La peinture corse n'était pas présente aux Scuderie, alors que cela aurait été pour elle la "consécration" et la reconnaissance définitive. Le musée d'Ajaccio a-t-il préféré ne pas se dessaisir durant 4 mois de la pièce maîtresse de ses collections, renonçant ainsi à cette participation prestigieuse ? J'en doute... je crains plutôt qu'elle n'ait pas été invitée, peut-être jugée indigne de paraître dans cette rétrospective pure et dure de l’œuvre du maître vénitien. Je n'ai, malheureusement, aucune information à ce sujet, mais regrette que l'homme aux gants d'Ajaccio n'ait pas fait le voyage romain pour retrouver, une fois encore, son grand frère du Louvre et se soumettre à la dure loi d'un voisinage dont il est, une fois déjà, sorti grandi. N'hésitez pas, si vous passez par Ajaccio, à aller vous rendre compte par vous-même de la cohérence de cette attribution !

Pourtant un mystère subsiste, et, sans doute, subsistera : qui est l'homme représenté ? «Contrairement à Raphaël dans les années qui nous préoccupent, estime Paul Joannides, Titien n'était pas encore un artiste de cour. Ainsi, dans la mesure où il ne dépendait pas de mécènes connus, il est improbable qu'on puisse un jour identifier ses modèles. Ceux-ci ne semblent pas avoir fait partie des grands de leur temps, et beaucoup d'entre eux étaient peu connus.

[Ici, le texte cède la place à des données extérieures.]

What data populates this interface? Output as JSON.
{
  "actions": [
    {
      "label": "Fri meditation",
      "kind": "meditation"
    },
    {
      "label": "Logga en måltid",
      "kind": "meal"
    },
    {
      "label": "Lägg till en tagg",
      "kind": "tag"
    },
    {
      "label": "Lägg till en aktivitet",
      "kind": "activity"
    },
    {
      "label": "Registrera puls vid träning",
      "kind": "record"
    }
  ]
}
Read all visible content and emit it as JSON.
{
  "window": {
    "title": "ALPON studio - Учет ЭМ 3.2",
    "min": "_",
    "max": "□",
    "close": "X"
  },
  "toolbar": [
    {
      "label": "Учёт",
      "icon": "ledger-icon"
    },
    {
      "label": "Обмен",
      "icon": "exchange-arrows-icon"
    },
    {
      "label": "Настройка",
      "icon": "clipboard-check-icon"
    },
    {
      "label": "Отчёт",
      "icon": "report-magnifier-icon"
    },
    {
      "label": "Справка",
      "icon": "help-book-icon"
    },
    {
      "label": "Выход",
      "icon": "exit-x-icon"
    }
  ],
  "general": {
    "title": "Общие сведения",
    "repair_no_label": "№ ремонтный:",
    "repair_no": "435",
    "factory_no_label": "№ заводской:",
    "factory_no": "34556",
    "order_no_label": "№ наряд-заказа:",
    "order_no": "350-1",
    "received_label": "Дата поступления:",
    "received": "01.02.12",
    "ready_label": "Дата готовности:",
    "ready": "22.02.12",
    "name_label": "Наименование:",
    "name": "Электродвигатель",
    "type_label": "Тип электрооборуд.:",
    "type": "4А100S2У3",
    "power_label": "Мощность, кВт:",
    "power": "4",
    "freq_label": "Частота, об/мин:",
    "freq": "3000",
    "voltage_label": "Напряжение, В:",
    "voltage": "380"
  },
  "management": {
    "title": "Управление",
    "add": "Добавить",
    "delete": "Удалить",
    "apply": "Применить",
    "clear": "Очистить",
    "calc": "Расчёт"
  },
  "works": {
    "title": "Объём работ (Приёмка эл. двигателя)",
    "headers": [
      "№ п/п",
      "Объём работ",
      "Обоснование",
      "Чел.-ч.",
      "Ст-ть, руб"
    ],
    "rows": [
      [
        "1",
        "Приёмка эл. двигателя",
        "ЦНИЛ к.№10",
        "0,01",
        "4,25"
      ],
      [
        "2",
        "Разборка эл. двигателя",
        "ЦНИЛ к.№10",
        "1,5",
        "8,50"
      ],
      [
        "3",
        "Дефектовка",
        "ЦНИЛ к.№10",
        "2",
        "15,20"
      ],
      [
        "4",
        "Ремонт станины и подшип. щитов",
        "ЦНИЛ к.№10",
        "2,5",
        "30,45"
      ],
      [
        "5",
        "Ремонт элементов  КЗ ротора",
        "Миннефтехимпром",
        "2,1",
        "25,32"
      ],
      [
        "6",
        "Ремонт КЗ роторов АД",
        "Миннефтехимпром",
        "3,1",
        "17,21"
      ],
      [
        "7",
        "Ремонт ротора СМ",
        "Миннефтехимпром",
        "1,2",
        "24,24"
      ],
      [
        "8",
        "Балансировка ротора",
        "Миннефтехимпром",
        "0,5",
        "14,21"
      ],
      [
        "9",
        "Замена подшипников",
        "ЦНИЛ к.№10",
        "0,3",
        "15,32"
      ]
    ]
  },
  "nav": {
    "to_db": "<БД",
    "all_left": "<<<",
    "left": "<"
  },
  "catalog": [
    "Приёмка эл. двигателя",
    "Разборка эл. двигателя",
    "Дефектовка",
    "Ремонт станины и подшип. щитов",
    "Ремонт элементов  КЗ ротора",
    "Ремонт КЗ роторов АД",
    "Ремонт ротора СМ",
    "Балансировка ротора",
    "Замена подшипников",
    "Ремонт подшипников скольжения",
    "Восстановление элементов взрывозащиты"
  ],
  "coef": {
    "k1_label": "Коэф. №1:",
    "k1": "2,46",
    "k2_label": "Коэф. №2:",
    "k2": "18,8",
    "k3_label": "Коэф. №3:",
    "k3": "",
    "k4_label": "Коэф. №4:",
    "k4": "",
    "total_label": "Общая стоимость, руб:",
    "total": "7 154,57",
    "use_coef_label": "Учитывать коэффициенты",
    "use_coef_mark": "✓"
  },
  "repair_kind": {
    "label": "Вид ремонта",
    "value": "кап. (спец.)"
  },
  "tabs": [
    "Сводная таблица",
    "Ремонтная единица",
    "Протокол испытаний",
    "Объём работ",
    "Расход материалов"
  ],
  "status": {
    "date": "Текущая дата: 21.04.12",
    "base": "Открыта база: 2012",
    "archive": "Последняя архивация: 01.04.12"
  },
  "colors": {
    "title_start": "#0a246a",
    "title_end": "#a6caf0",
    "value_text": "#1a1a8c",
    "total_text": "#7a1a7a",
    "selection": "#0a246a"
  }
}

C'est un fait que rien ne disparaît plus vite que le souvenir des politiciens mineurs.»


NOTES :

*Everhard Jabach est né à Cologne en 1618. Fils de banquier, il dirigeait un établissement financier à Anvers, qui lui assurait une belle aisance. Il s’installe en France en 1638 et il est naturalisé français en 1647. Collectionneur de peintures, dessins, estampes, marbres et bronzes, sa fortune est évaluée en 1671 à deux millions de livres !
À deux reprises, en 1661-1662, puis en 1671, il cède une grande partie de sa collection à Louis XIV ; les 5 000 dessins de la seconde vente, entrant alors dans les collections royales, constituèrent ensuite le fonds de l'actuel Cabinet des dessins du Louvre.
Selon Wikipédia :
" En 1671 est créée, au sein des collections royales, une section particulière consacrée aux dessins. Cette section est l'ancêtre du département des Arts Graphiques du Louvre. Jabach décide de vendre sa collection. Il écrit le 10 mars 1671 à Gédéon Berbier du Mets (1626-1709), conseiller du roi, intendant et contrôleur général des meubles de la Couronne entre 1663 et 1711 : Considérez, au nom de Dieu, que je me trouve entre le marteau et l'enclume et que j'ay affaire à des gens avec qui il n'y a aucun quartier. Estimée par lui à 581 025 livres, il en avait demandé 450 000. Après de longues discussions, le 11 mars 1671, Colbert fait acheter pour le roi 5 542 dessins et 101 tableaux de la collection Jabach pour la somme de 220 000 livres 9 . Jabach se plaint car ce n'est même pas le prix qu'il avait payé pour leur achat. Cependant le collectionneur Mariette fait remarquer en 1741 : « Monsieur Jabach dont le nom subsistera pendant longtemps avec honneur dans la curiosité, en vendant au Roi ses tableaux et ses dessins, s'étoit réservé une partie des desseins et ce n'étoient pas certainement les moins beaux ». La collection est installée dans l'hôtel de Gramont située à côté du Louvre, acheté en 1665 par le roi, le 4 janvier 1672, pour les 2 631 desseins d'ordonnance collés et dorés, et le 27 mai 1676, pour les 2 911 desseins non collés, estant le rebut de ma collection. Dans les dessins d'ordonnance, il y a 69 pages provenant du Libro de'disegni de Giorgio Vasari que Jabach a fait coller sur un carton en y ajoutant une bande dorée."
A cette époque, l'Homme au Gant faisait déjà partie des collections royales, dont, décidément, cet éminent collectionneur fut un pourvoyeur important : le Portrait d’un sculpteur de Bronzino, Le Repos de la Sainte Famille pendant la fuite en Égypte d’Orazio Gentileschi, La Mort de la Vierge du Caravage, L’Allégorie des Vices et L’Allégorie des Vertus du Corrège (provenant du studiolo d‘Isabelle d‘Este à Mantoue), La Mise au tombeau, l’Allégorie d’Alphonse d’Avalos du Titien, provenant aussi bien d’Italie (la collection Ludovisi), des Flandres (collection de lord Arundel, à partir de 1653) ou de la dispersion des biens de Rubens, d'Allemagne, que d’Angleterre (lors des ventes publiques à Londres des collections de Charles Ier d’Angleterre, en 1650-1653). (selon l'article qui lui est consacré, ici)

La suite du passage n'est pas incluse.